The couple did everything they could to comply with UK legal requirements and they were badly let down by their clinic. Following complex court proceedings, the judge eventually granted them parental orders and dispensed with the requirement for the legal consent of their surrogate who could not be found.  The judge did, however, issue a warning that future intended parents should learn the lesson that clear lines of communication with their surrogate are established to ensure they can obtain the necessary consent after the six week cooling off period post birth.

Your surrogate has a change of heart

Although rare, a surrogate mother sometimes has a change of heart and decides she wishes to keep the baby.  This can happen for a variety of reasons and if a dispute arises, it creates difficult and challenging legal proceedings and the court will make a decision in the best interests of the child.  As surrogacy agreements are not legally binding in the UK, this creates tension between the rights of surrogate mothers and intended parents.

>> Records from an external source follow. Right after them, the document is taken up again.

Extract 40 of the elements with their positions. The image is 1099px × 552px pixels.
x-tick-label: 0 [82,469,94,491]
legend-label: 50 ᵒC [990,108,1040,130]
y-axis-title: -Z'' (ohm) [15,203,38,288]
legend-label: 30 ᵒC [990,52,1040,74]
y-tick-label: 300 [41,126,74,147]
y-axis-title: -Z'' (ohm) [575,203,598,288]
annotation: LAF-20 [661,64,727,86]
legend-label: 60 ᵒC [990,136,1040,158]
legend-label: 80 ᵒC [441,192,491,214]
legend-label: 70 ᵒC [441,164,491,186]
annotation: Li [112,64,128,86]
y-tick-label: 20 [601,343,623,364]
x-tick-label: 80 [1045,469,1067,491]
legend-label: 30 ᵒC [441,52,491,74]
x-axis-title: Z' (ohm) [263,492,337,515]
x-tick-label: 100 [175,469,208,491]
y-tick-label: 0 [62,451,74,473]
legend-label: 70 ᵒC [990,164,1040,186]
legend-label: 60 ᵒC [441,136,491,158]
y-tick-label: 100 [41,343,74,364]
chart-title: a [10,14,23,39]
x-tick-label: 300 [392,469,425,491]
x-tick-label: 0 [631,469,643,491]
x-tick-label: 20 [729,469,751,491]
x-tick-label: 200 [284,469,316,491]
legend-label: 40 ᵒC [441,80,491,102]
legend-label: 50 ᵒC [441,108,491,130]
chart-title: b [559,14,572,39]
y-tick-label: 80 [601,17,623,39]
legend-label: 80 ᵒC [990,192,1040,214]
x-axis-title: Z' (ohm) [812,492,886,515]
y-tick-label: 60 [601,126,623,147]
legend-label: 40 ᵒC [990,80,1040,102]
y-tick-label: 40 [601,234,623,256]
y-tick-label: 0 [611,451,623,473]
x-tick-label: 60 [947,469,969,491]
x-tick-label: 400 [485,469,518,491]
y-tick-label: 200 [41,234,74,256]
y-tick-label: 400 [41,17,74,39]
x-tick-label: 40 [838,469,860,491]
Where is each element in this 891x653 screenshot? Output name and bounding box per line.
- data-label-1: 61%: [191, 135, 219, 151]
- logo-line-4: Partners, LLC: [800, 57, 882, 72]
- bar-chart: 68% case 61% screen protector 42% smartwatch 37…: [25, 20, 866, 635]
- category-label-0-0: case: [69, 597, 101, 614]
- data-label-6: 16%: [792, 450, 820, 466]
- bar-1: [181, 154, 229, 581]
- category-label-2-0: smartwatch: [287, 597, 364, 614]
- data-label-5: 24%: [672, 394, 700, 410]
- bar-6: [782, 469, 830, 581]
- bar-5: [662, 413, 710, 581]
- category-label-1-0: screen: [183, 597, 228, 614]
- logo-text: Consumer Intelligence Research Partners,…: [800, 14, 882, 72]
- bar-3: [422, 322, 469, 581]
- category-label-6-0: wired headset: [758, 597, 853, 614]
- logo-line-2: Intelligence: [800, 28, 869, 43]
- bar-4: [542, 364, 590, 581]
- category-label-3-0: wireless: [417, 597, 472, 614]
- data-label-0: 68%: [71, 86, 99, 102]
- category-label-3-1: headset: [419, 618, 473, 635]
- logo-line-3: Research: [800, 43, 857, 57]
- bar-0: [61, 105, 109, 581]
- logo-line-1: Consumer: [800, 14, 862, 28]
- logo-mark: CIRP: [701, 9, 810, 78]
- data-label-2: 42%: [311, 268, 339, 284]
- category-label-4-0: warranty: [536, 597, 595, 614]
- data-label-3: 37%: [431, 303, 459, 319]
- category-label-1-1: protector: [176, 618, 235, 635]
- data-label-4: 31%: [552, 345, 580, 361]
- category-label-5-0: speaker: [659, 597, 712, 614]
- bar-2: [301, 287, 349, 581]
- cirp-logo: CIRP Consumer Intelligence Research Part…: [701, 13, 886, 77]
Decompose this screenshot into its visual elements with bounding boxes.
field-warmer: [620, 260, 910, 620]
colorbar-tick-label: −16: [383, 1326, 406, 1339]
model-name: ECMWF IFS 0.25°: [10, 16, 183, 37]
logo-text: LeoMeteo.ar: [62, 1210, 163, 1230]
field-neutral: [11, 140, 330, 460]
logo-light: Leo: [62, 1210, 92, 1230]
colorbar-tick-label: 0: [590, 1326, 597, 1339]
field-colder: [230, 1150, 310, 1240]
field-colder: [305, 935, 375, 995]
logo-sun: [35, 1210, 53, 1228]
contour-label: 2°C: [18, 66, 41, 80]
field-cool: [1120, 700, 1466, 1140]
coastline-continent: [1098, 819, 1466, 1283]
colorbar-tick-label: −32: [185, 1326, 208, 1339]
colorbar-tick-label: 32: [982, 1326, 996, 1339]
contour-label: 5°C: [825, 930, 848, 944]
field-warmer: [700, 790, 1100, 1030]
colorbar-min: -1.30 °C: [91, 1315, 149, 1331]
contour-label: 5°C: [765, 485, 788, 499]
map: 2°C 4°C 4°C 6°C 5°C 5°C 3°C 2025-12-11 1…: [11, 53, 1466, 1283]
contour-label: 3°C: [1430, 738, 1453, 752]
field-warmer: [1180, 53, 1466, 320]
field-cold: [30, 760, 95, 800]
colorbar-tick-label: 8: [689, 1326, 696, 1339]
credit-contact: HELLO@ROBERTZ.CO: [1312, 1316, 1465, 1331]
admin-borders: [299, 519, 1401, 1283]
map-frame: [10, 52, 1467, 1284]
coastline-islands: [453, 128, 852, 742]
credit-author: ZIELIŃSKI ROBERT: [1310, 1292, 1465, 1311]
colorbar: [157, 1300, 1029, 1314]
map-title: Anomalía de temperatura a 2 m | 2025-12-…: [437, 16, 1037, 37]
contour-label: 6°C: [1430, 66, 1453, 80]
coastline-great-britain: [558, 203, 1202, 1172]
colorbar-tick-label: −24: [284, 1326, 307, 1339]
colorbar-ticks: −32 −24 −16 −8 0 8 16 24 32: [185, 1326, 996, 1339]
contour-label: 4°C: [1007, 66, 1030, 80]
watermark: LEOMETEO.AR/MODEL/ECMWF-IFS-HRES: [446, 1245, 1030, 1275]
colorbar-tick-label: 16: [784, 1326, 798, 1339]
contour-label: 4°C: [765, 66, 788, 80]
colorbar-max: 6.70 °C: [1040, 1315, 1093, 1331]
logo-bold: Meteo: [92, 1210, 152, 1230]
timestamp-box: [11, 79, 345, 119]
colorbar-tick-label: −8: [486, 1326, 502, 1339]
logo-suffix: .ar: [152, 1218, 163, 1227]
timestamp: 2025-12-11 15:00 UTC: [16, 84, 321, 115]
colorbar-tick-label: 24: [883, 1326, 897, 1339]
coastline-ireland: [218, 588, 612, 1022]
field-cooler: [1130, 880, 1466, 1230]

The pregnancy is unsuccessful

Sadly, not all surrogate pregnancies result in a live birth.  This can be devastating for all involved and it raises difficult issues.  This can hit home even harder in circumstances where intended parents have already had a long and difficult fertility journey.

With so many risks, there is no substitute for obtaining expert legal advice, working with reputable clinics and agencies and maintaining direct links with the surrogate throughout the process.

Mother in surrogacy case fights legal battle for maternity rights

An intended mother from Kent is taking legal action against the Secretary of State for Work and Pensions for the same maternity rights as adoptive parents.

The woman has taken her case to the High Court arguing that she has been discriminated against under The Human Rights Act.  She is arguing that the Government has failed to ensure respect for intended parents’ private and family life in surrogacy cases and that the Government has a positive obligation to avoid discrimination.

The woman and her husband conceived with the help of a surrogate and IVF last year.  When she approached her employer for information about maternity rights and entitlement, her employer advised her that they were under no legal obligation to allow her time off work to care for her child, although they finally offered her a year’s unpaid leave as a gesture of goodwill.

The woman then contacted her local MP, who forwarded her request for help with obtaining paid maternity leave to the Secretary of State for Work and Pensions.  The Department of Work & Pensions is understood to have refused to help saying that maternity benefits were related to “time off in the later stages of pregnancy and [to] prepare for, and recover from, childbirth in the interests of health and that of their baby”.  The woman queried their response highlighting that leave is given for adoptive parents.

Sadly, having accepted the offer of unpaid leave, the woman was made redundant shortly after the birth of her baby son.  As she did not qualify for maternity leave, her unpaid leave was not legally protected.

Parents of surrogate born children should have the same legal rights and protection as other parents.  The current lack of legal protection can cause immense hardship for intended parents, who can face financial difficulties and worries about job security or even job loss.  This sends out a worrying message that parents and children born through surrogacy are second class citizens and this needs to change.  Current surrogacy laws in the UK are outdated and there needs to be a root and branch overhaul to make them fit for the twenty first century.